Par acte d'huissier du 16 mai 2012, la VILLE DE PARIS a fait assigner les consorts [Y]-[Z]-[R]-[B]-[H]-[M] aux fins de les voir expulser ainsi que tous occupants de leur chef des parcelles de terrain sises à l'angle de la rue [Adresse 4] et de l'avenue [Adresse 3] à [Localité 1], d'une part, et au niveau de la bretelle de sortie du périphérique intérieur et de l'avenue [Adresse 3] à [Localité 1], d'autre part, devant le juge des référés du tribunal de grande instance de Paris, lequel, par ordonnance réputée contradictoire du 5 octobre 2012 a rejeté l'exception de nullité de l'assignation, dit la juridiction judiciaire compétente pour connaître du litige et rejeté en conséquence l'exception d'incompétence soulevée, dit l'action du Maire de la VILLE DE PARIS recevable, ordonné, à défaut de restitution volontaire des lieux dans les 48 heures de la signification de l'ordonnance, l'expulsion des défendeurs et de tous occupants de leur chef, statué sur le sort des meubles, rejeté le surplus des demandes des parties, dit n'y avoir lieu à condamnation au titre de l'article 700 du code de procédure civile et dit que chacune des parties conservera la charge de ses propres dépens.
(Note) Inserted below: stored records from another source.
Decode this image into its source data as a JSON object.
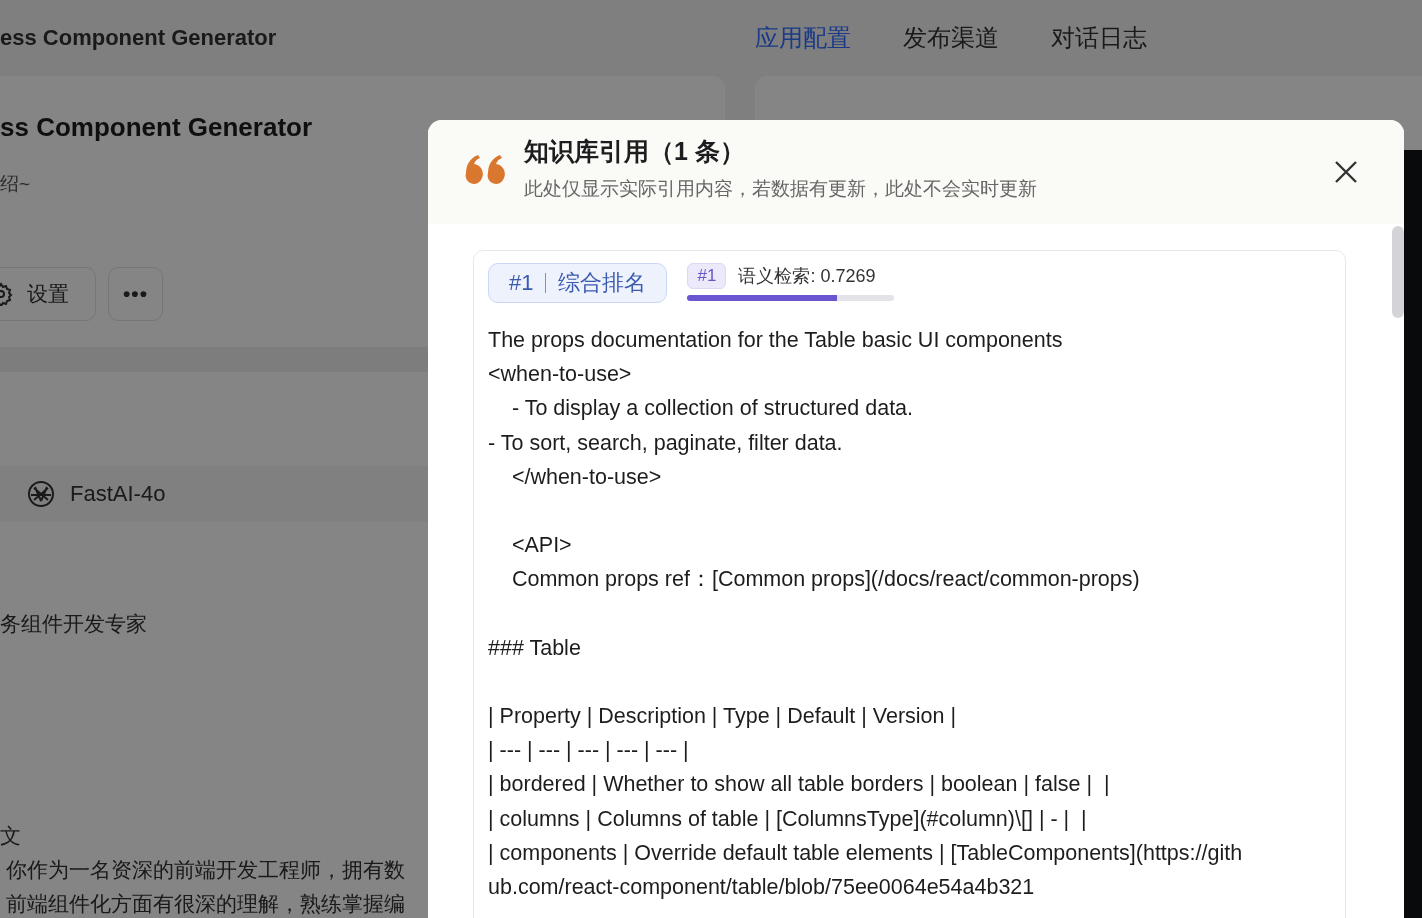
{
  "app": {
    "title": "ess Component Generator",
    "tabs": [
      {
        "label": "应用配置",
        "selected": true
      },
      {
        "label": "发布渠道",
        "selected": false
      },
      {
        "label": "对话日志",
        "selected": false
      }
    ]
  },
  "config": {
    "name": "ss Component Generator",
    "intro": "绍~",
    "settings_button": "设置",
    "more_button": "•••",
    "model": "FastAI-4o",
    "role": "务组件开发专家",
    "lang": "文",
    "prompt_lines": [
      "你作为一名资深的前端开发工程师，拥有数",
      "前端组件化方面有很深的理解，熟练掌握编"
    ]
  },
  "modal": {
    "title": "知识库引用（1 条）",
    "subtitle": "此处仅显示实际引用内容，若数据有更新，此处不会实时更新",
    "quote": {
      "rank_tag": "#1",
      "rank_label": "综合排名",
      "score_tag": "#1",
      "score_label": "语义检索: 0.7269",
      "level": 0.72,
      "blocks": [
        [
          "The props documentation for the Table basic UI components",
          "<when-to-use>",
          "    - To display a collection of structured data.",
          "- To sort, search, paginate, filter data.",
          "    </when-to-use>"
        ],
        [
          "    <API>",
          "    Common props ref：[Common props](/docs/react/common-props)"
        ],
        [
          "### Table"
        ],
        [
          "| Property | Description | Type | Default | Version |",
          "| --- | --- | --- | --- | --- |",
          "| bordered | Whether to show all table borders | boolean | false |  |",
          "| columns | Columns of table | [ColumnsType](#column)\\[] | - |  |",
          "| components | Override default table elements | [TableComponents](https://gith",
          "ub.com/react-component/table/blob/75ee0064e54a4b321"
        ]
      ]
    }
  }
}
Par conclusions transmises le 25 mars 2013, les consorts [Z]-[R]-[B]-[M], appelants de cette décision, demandent à la cour de, à titre principal, juger la VILLE DE PARIS irrecevable, à titre subsidiaire, de dire n'y avoir lieu à référé et inviter la VILLE DE PARIS à saisir le juge du fond, à titre très subsidiaire, leur accorder un délai pour se reloger et de condamner la VILLE DE PARIS à payer à Maître [K] la somme de 800 € par appelant en application de l'article 37 de la loi du 10 juillet 1991 ainsi qu'aux dépens.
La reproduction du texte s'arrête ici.